Some might hasten to say that the GOP itself bears the primary responsibility for all of this. And they’d be (at least partially) right. The party has ceased being a principled proponent of limited government. It has become increasingly willing to wield its power to arbitrarily punish commercial actors that it dislikes (even when this is anathema to its stated commitments). We witnessed this in Trump’s lashing out at big tech firms and abuse of executive orders, and we’re seeing it now, as major GOP actors opportunistically threaten the MLB with sanctions for its recent opposition to Republican legislation.

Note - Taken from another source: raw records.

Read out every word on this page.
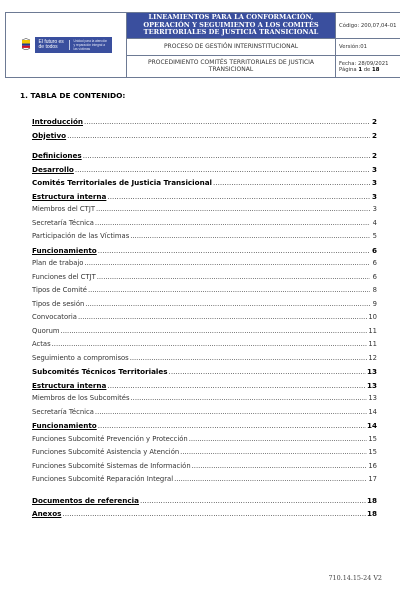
El futuro es de todos
Unidad para la atención y reparación integral a las víctimas	LINEAMIENTOS PARA LA CONFORMACIÓN, OPERACIÓN Y SEGUIMIENTO A LOS COMITÉS TERRITORIALES DE JUSTICIA TRANSICIONAL	Código: 200,07,04-01
	PROCESO DE GESTIÓN INTERINSTITUCIONAL	Versión:01
	PROCEDIMIENTO COMITÉS TERRITORIALES DE JUSTICIA TRANSICIONAL	Fecha: 28/09/2021
Página 1 de 18
1. TABLA DE CONTENIDO:
Introducción .....	2
Objetivo .....	2
Definiciones .....	2
Desarrollo .....	3
Comités Territoriales de Justicia Transicional .....	3
Estructura interna .....	3
Miembros del CTJT .....	3
Secretaría Técnica .....	4
Participación de las Víctimas .....	5
Funcionamiento .....	6
Plan de trabajo .....	6
Funciones del CTJT .....	6
Tipos de Comité .....	8
Tipos de sesión .....	9
Convocatoria .....	10
Quorum .....	11
Actas .....	11
Seguimiento a compromisos .....	12
Subcomités Técnicos Territoriales .....	13
Estructura interna .....	13
Miembros de los Subcomités .....	13
Secretaría Técnica .....	14
Funcionamiento .....	14
Funciones Subcomité Prevención y Protección .....	15
Funciones Subcomité Asistencia y Atención .....	15
Funciones Subcomité Sistemas de Información .....	16
Funciones Subcomité Reparación Integral .....	17
Documentos de referencia .....	18
Anexos .....	18
710.14.15-24 V2
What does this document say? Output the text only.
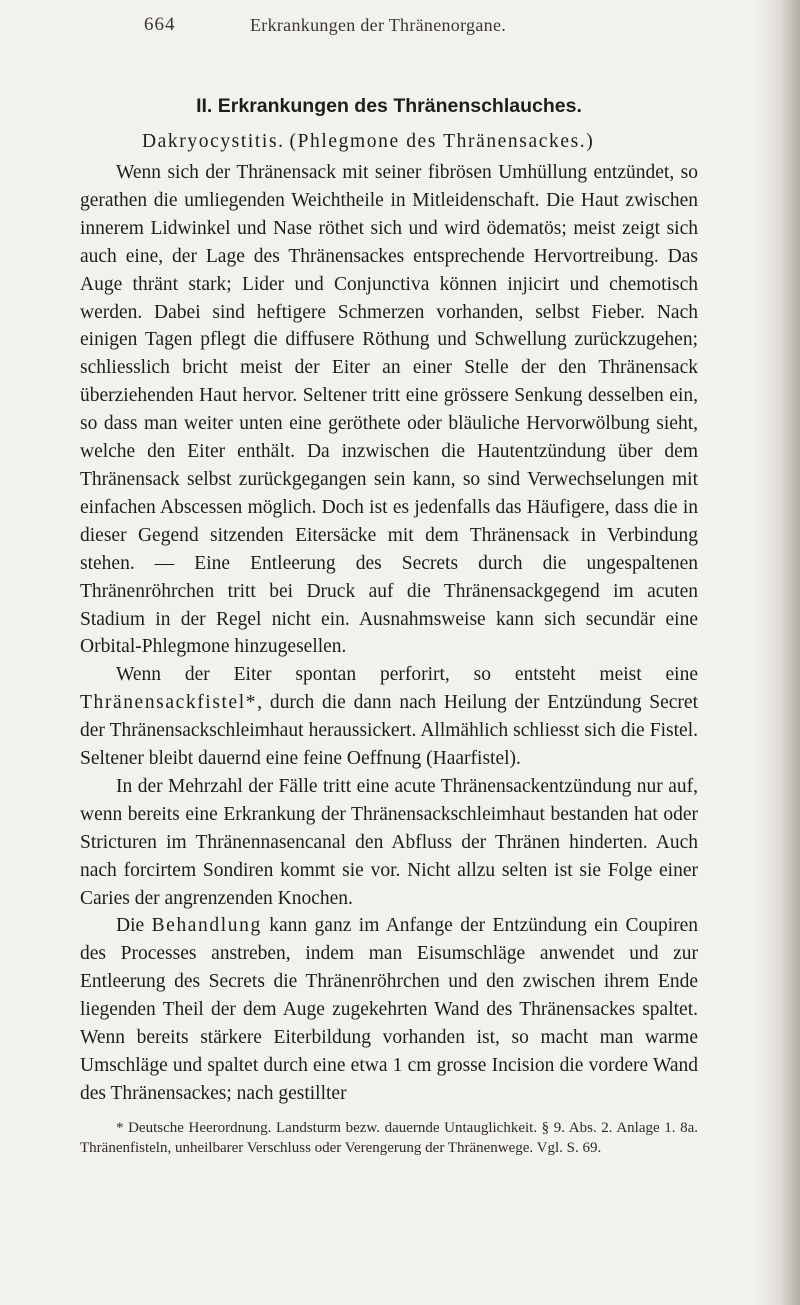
664	Erkrankungen der Thränenorgane.
II. Erkrankungen des Thränenschlauches.
Dakryocystitis. (Phlegmone des Thränensackes.)

Wenn sich der Thränensack mit seiner fibrösen Umhüllung entzündet, so gerathen die umliegenden Weichtheile in Mitleidenschaft. Die Haut zwischen innerem Lidwinkel und Nase röthet sich und wird ödematös; meist zeigt sich auch eine, der Lage des Thränensackes entsprechende Hervortreibung. Das Auge thränt stark; Lider und Conjunctiva können injicirt und chemotisch werden. Dabei sind heftigere Schmerzen vorhanden, selbst Fieber. Nach einigen Tagen pflegt die diffusere Röthung und Schwellung zurückzugehen; schliesslich bricht meist der Eiter an einer Stelle der den Thränensack überziehenden Haut hervor. Seltener tritt eine grössere Senkung desselben ein, so dass man weiter unten eine geröthete oder bläuliche Hervorwölbung sieht, welche den Eiter enthält. Da inzwischen die Hautentzündung über dem Thränensack selbst zurückgegangen sein kann, so sind Verwechselungen mit einfachen Abscessen möglich. Doch ist es jedenfalls das Häufigere, dass die in dieser Gegend sitzenden Eitersäcke mit dem Thränensack in Verbindung stehen. — Eine Entleerung des Secrets durch die ungespaltenen Thränenröhrchen tritt bei Druck auf die Thränensackgegend im acuten Stadium in der Regel nicht ein. Ausnahmsweise kann sich secundär eine Orbital-Phlegmone hinzugesellen.

Wenn der Eiter spontan perforirt, so entsteht meist eine Thränensackfistel*, durch die dann nach Heilung der Entzündung Secret der Thränensackschleimhaut heraussickert. Allmählich schliesst sich die Fistel. Seltener bleibt dauernd eine feine Oeffnung (Haarfistel).

In der Mehrzahl der Fälle tritt eine acute Thränensackentzündung nur auf, wenn bereits eine Erkrankung der Thränensackschleimhaut bestanden hat oder Stricturen im Thränennasencanal den Abfluss der Thränen hinderten. Auch nach forcirtem Sondiren kommt sie vor. Nicht allzu selten ist sie Folge einer Caries der angrenzenden Knochen.

Die Behandlung kann ganz im Anfange der Entzündung ein Coupiren des Processes anstreben, indem man Eisumschläge anwendet und zur Entleerung des Secrets die Thränenröhrchen und den zwischen ihrem Ende liegenden Theil der dem Auge zugekehrten Wand des Thränensackes spaltet. Wenn bereits stärkere Eiterbildung vorhanden ist, so macht man warme Umschläge und spaltet durch eine etwa 1 cm grosse Incision die vordere Wand des Thränensackes; nach gestillter

* Deutsche Heerordnung. Landsturm bezw. dauernde Untauglichkeit. § 9. Abs. 2. Anlage 1. 8a. Thränenfisteln, unheilbarer Verschluss oder Verengerung der Thränenwege. Vgl. S. 69.
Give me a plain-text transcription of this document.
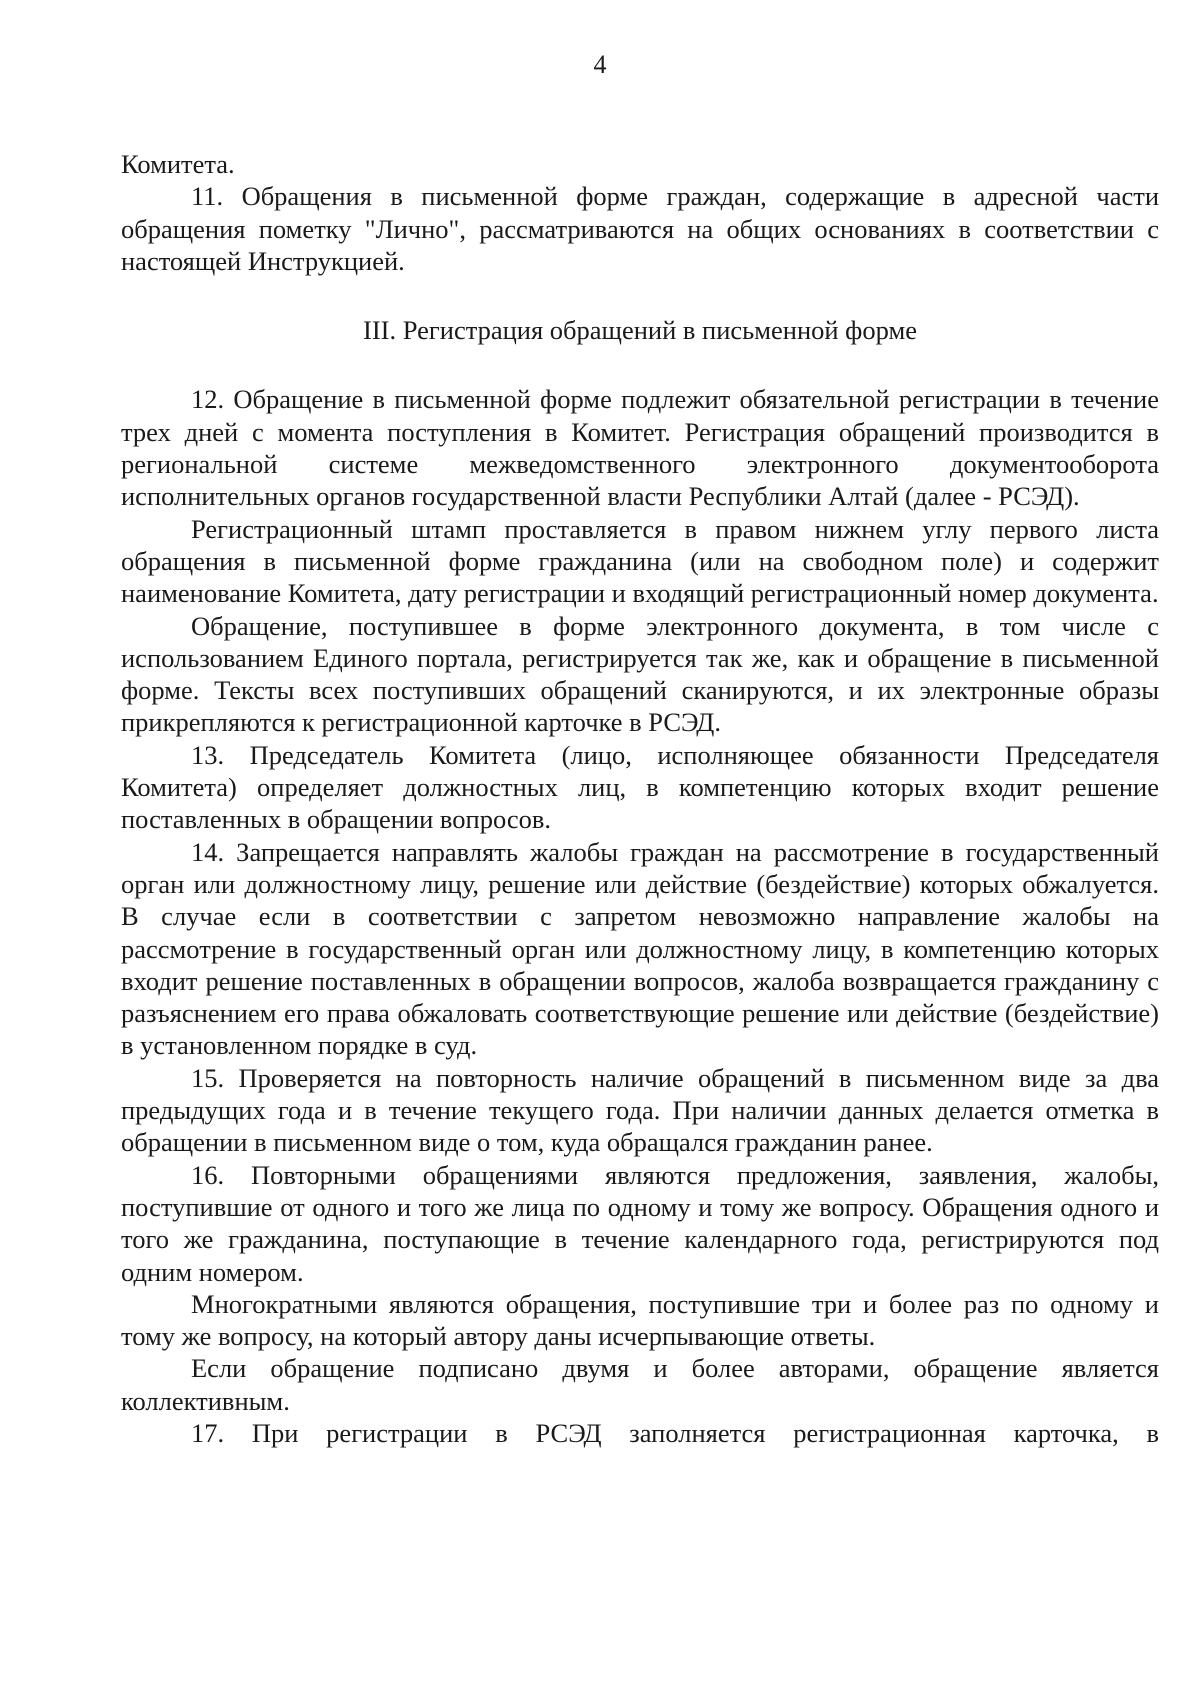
4

Комитета.

11. Обращения в письменной форме граждан, содержащие в адресной части обращения пометку "Лично", рассматриваются на общих основаниях в соответствии с настоящей Инструкцией.

III. Регистрация обращений в письменной форме

12. Обращение в письменной форме подлежит обязательной регистрации в течение трех дней с момента поступления в Комитет. Регистрация обращений производится в региональной системе межведомственного электронного документооборота исполнительных органов государственной власти Республики Алтай (далее - РСЭД).

Регистрационный штамп проставляется в правом нижнем углу первого листа обращения в письменной форме гражданина (или на свободном поле) и содержит наименование Комитета, дату регистрации и входящий регистрационный номер документа.

Обращение, поступившее в форме электронного документа, в том числе с использованием Единого портала, регистрируется так же, как и обращение в письменной форме. Тексты всех поступивших обращений сканируются, и их электронные образы прикрепляются к регистрационной карточке в РСЭД.

13. Председатель Комитета (лицо, исполняющее обязанности Председателя Комитета) определяет должностных лиц, в компетенцию которых входит решение поставленных в обращении вопросов.

14. Запрещается направлять жалобы граждан на рассмотрение в государственный орган или должностному лицу, решение или действие (бездействие) которых обжалуется. В случае если в соответствии с запретом невозможно направление жалобы на рассмотрение в государственный орган или должностному лицу, в компетенцию которых входит решение поставленных в обращении вопросов, жалоба возвращается гражданину с разъяснением его права обжаловать соответствующие решение или действие (бездействие) в установленном порядке в суд.

15. Проверяется на повторность наличие обращений в письменном виде за два предыдущих года и в течение текущего года. При наличии данных делается отметка в обращении в письменном виде о том, куда обращался гражданин ранее.

16. Повторными обращениями являются предложения, заявления, жалобы, поступившие от одного и того же лица по одному и тому же вопросу. Обращения одного и того же гражданина, поступающие в течение календарного года, регистрируются под одним номером.

Многократными являются обращения, поступившие три и более раз по одному и тому же вопросу, на который автору даны исчерпывающие ответы.

Если обращение подписано двумя и более авторами, обращение является коллективным.

17. При регистрации в РСЭД заполняется регистрационная карточка, в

But though the Republican Party may bear primary responsibility for the state of affairs that has me worried, it would be shortsighted to celebrate its (perhaps deserved) decline—at least so far as one is moved by the Millian reasons rehearsed above.
Montesquieu famously wrote that “every man invested with power is apt to abuse it, and to carry his authority as far as it will go.” The above reflections suggest that democrats have a substantial mandate for exercising their own newly won authority. And yet one does not have to be as pessimistic as Montesquieu was to worry that the accountability mechanisms of the current climate leave something to be desired.
Those yearning for an end to gridlock may, in short order, have their wish. For those of us who appreciated the virtues of slowed political action, little is left but to hope that we are every bit as paranoid as we sometimes seem to our critics. The well-being of the nation depends on it.